Sometimes, as the sun was coming up, we’d see bunnies munching on the new spring grass. Or quail, power-walking for cover in the gully. Or an awesome sunrise. Or the mated pair of Canada geese winging silently overhead. One morning, just as we strolled under a very tall pine tree, a great-horned owl called “Hey!” (which sounded like “WHO?” in his language) from the top of the tree. The hoot was so loud in the stillness, Maya and I both startled. Then I laughed. And Maya strained on the leash. (“I don’t know what that was, but we need to get to safety, Mom!”) Even on the day it was lightly sprinkling, we went out, both donning raincoats, unbothered by the damp when we knew we would be warm and dry upon our return.

On those walks, I sucked in the clean, fresh, cold air (since residual dust continued to swirl around my home for days), and I used the time to remind myself that (1) the day would be long but not unending, (2) I maintained control of the process; if my anxiety rose to a dangerous level, I could always ask Jorge to leave for the day, and (3) I am extremely fortunate to be able to afford this upgrade that I’ve been looking forward to for so long. (And “so long!” old carpeting.)

Gratitude. Gratitude in everything. The clarity of the stars in the pre-dawn sky, the sharp call of the resident Cooper’s hawk as it awakens, the ability to still do a brisk walk—look, Ma, no sciatica!, the progress of the little dog trotting dutifully alongside me (even though she’d rather be hiking or back in her nice warm bed).

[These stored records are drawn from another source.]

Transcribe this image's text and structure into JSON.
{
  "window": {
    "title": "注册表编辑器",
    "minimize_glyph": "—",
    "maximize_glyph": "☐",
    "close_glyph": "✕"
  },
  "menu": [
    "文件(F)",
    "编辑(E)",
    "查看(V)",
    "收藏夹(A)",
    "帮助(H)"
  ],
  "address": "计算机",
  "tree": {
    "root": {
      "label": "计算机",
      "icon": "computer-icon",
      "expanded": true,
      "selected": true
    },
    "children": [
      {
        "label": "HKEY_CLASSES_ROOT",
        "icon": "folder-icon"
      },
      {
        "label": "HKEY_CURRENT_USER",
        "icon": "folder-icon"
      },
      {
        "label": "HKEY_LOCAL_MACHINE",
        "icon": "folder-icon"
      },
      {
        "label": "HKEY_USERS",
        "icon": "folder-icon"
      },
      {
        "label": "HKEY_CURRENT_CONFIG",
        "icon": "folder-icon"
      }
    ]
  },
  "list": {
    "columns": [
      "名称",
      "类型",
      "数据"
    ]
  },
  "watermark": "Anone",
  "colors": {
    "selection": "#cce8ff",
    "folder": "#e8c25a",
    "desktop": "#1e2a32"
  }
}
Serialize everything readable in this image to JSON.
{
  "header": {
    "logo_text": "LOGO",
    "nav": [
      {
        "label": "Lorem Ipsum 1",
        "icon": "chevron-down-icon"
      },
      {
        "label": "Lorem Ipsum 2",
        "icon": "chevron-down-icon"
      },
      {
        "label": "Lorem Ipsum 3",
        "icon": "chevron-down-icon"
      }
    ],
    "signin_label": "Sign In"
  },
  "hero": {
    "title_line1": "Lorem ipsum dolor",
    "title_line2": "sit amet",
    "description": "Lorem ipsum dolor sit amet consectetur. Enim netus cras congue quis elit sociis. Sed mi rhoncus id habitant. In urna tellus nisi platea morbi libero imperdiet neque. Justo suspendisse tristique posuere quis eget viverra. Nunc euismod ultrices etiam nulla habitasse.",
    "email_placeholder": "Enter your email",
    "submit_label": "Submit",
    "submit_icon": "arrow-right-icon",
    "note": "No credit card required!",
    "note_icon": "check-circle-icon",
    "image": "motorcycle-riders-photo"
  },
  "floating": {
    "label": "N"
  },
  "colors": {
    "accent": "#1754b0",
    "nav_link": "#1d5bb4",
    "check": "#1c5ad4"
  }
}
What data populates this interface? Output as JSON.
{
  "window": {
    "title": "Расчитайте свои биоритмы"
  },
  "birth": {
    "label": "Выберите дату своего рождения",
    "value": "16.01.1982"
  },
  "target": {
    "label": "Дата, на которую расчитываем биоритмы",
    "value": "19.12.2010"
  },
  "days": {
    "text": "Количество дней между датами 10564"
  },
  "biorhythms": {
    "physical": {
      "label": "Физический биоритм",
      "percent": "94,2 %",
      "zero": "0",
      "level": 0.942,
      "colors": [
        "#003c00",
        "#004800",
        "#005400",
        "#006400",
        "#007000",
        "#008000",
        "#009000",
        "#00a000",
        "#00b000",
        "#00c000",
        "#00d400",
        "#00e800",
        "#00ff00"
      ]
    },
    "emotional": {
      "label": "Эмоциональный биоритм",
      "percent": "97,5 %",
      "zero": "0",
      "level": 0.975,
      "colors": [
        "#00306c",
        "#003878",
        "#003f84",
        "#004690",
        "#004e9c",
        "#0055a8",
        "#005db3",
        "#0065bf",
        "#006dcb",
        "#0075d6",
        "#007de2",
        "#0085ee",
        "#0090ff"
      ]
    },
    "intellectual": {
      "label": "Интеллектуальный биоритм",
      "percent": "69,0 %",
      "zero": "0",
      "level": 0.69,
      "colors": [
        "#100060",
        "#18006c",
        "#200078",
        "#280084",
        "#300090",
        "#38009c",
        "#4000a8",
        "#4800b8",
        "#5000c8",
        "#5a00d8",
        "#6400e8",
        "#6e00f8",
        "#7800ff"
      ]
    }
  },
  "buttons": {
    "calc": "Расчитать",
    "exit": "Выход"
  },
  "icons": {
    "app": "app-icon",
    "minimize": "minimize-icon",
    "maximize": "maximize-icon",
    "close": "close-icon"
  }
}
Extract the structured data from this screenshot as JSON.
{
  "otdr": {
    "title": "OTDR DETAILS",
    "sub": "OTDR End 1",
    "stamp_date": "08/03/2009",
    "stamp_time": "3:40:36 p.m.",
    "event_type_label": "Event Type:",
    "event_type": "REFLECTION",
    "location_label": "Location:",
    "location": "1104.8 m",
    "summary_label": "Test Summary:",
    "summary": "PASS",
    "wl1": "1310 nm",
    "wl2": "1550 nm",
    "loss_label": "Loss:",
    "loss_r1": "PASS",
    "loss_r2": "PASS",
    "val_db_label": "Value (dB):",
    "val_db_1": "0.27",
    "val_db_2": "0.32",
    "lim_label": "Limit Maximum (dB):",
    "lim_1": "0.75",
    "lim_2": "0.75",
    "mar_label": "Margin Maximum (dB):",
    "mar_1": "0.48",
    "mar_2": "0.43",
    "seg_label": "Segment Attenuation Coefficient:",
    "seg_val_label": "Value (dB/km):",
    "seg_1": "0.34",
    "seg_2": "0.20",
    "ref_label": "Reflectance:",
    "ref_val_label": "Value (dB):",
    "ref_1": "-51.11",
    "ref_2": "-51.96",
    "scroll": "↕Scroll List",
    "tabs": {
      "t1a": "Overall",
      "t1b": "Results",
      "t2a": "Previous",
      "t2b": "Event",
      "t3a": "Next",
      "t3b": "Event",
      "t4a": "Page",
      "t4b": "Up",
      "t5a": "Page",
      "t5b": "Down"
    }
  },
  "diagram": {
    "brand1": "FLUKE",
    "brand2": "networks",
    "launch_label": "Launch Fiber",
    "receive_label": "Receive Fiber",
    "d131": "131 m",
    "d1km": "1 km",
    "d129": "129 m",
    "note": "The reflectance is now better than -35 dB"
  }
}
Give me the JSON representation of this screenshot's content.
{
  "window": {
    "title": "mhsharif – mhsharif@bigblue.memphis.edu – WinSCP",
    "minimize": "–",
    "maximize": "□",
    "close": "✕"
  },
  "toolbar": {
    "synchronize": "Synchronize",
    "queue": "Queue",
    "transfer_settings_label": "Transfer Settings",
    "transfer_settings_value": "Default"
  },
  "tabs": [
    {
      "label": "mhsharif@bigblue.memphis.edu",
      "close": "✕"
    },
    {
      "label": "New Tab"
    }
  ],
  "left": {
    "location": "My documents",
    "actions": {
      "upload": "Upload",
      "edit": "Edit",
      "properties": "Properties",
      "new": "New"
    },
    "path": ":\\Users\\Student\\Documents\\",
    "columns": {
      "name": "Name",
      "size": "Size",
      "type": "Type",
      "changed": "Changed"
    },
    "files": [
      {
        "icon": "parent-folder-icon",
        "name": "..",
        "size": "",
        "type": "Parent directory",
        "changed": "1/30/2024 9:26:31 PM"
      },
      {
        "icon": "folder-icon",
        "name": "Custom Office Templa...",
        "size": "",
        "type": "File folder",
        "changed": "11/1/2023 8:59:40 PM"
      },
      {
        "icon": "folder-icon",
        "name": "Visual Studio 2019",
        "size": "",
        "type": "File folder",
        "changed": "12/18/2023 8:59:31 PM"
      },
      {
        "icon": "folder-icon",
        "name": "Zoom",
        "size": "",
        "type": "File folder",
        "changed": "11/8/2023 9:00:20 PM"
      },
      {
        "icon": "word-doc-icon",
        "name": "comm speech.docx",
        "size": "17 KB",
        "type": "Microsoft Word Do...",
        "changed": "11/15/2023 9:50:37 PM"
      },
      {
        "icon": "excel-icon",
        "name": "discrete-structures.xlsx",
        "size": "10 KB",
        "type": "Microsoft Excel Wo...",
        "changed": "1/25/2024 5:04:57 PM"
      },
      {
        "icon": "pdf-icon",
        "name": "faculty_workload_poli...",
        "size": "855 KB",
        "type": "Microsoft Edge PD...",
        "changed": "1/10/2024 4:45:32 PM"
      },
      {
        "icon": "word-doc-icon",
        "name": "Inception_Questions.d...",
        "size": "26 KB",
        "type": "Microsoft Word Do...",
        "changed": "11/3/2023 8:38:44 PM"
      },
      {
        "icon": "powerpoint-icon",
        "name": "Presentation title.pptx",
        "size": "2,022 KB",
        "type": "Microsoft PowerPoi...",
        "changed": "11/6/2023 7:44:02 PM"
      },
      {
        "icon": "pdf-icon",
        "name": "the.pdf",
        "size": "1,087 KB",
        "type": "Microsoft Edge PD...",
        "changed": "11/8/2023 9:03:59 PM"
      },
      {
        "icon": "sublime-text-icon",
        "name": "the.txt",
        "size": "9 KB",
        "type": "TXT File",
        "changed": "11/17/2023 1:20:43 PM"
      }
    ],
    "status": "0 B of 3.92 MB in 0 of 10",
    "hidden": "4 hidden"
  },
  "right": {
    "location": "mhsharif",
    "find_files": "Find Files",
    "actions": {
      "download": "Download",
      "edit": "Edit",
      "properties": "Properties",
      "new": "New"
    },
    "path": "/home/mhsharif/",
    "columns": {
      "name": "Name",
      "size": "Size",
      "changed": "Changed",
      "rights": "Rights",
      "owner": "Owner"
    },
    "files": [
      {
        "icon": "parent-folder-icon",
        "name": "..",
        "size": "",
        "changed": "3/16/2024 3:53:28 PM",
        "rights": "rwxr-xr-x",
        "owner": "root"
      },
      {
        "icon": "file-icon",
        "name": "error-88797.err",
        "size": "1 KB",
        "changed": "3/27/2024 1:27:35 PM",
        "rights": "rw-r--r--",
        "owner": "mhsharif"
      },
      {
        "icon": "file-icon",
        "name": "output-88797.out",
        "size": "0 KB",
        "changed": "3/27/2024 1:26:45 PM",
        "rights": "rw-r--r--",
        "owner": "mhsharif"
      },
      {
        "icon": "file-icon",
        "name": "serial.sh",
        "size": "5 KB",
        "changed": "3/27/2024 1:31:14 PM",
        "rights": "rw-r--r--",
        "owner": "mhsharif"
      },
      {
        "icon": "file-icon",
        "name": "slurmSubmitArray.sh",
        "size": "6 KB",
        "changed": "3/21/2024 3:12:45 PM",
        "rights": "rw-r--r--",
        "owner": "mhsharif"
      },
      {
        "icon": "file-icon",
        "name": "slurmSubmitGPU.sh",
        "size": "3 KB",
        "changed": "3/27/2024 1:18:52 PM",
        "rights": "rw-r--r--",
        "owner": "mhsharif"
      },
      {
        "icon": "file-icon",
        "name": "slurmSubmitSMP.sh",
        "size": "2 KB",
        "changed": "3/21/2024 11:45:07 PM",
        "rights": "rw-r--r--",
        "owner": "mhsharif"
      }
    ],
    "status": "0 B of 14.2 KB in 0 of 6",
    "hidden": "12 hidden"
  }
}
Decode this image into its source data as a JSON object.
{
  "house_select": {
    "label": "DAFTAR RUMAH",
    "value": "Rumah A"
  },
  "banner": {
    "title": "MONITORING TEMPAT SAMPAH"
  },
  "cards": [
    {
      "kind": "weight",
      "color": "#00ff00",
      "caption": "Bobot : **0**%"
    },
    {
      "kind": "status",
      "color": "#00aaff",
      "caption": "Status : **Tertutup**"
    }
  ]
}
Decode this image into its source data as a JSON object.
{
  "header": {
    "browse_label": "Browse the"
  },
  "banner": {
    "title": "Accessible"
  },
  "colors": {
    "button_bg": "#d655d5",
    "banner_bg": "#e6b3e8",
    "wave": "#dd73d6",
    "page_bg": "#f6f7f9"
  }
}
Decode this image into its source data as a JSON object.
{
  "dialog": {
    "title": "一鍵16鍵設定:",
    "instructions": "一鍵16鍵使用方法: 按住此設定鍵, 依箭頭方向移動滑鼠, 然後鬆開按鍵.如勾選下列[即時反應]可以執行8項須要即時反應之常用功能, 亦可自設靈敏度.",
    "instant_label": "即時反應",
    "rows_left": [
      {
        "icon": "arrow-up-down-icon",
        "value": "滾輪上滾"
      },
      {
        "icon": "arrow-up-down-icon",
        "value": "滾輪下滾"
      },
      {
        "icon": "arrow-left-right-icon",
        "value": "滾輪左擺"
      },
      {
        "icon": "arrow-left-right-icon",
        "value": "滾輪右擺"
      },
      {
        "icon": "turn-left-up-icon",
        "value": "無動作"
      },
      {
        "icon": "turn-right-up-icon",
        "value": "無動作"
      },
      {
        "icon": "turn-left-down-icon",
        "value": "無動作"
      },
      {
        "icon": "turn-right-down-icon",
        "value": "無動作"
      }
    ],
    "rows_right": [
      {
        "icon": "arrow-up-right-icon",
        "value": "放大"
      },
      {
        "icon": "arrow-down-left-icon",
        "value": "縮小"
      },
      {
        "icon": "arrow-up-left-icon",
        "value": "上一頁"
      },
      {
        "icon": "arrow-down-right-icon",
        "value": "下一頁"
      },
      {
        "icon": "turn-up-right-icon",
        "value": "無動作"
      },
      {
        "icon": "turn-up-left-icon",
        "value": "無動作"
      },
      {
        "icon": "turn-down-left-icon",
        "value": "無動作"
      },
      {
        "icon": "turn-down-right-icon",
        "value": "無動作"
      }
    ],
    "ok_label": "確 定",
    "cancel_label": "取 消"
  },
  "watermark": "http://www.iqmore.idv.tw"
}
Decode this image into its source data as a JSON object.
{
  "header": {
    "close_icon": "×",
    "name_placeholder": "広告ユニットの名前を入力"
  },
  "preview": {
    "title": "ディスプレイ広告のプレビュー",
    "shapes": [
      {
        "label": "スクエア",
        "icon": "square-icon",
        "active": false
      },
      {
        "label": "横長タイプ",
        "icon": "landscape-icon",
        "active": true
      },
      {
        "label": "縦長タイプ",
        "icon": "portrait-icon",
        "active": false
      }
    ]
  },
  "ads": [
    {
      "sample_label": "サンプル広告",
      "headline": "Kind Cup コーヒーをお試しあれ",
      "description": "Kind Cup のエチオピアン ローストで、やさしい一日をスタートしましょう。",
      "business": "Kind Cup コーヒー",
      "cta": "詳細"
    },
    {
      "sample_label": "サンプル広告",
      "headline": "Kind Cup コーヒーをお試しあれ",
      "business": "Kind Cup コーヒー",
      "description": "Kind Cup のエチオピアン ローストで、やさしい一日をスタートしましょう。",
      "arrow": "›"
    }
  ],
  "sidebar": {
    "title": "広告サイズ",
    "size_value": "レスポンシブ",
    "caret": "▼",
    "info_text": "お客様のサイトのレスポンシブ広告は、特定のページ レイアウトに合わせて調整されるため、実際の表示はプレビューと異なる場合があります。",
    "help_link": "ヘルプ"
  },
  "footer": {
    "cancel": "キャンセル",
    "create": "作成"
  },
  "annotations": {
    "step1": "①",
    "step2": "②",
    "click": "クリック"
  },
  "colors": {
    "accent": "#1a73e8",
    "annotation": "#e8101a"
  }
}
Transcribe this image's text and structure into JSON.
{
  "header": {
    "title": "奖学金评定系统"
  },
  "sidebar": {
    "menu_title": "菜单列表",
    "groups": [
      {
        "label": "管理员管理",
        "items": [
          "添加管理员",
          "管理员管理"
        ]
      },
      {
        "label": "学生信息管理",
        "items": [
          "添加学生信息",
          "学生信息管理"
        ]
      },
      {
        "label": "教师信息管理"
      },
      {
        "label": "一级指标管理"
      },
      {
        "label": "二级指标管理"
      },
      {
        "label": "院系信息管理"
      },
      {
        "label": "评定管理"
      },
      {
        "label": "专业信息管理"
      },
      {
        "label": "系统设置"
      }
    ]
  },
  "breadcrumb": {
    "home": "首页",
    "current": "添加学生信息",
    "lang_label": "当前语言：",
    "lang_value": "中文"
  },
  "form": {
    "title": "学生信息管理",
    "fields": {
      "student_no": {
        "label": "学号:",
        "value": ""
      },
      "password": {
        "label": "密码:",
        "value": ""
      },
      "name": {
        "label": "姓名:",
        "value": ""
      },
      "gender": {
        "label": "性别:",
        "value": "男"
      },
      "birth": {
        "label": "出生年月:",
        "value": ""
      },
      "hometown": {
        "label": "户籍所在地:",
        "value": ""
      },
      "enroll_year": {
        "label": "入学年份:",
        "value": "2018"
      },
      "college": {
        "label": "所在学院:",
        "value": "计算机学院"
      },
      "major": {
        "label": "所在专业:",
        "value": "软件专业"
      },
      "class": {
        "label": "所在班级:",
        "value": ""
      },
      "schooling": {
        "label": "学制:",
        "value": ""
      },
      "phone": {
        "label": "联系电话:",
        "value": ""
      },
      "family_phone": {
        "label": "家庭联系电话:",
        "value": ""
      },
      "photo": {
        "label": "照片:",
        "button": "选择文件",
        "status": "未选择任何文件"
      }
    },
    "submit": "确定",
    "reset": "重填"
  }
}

Speaking of Maya’s bed: The first day Jorge worked, I kept Maya in my bedroom and stayed with her (and Jenny the Cat) most of the day. As the days progressed, I felt comfortable leaving the room to move things and clean, but checked on both of them frequently, often just lying on the floor next to Maya’s bed, stroking her head, rubbing her back, and kissing her soft puppy ears. (Okay, yeah, she’s nine, not a puppy. Her ears are still that soft, though.) This, as much as the long early walk, helped to keep me calm and “regulated,” as the current mental health jargon goes.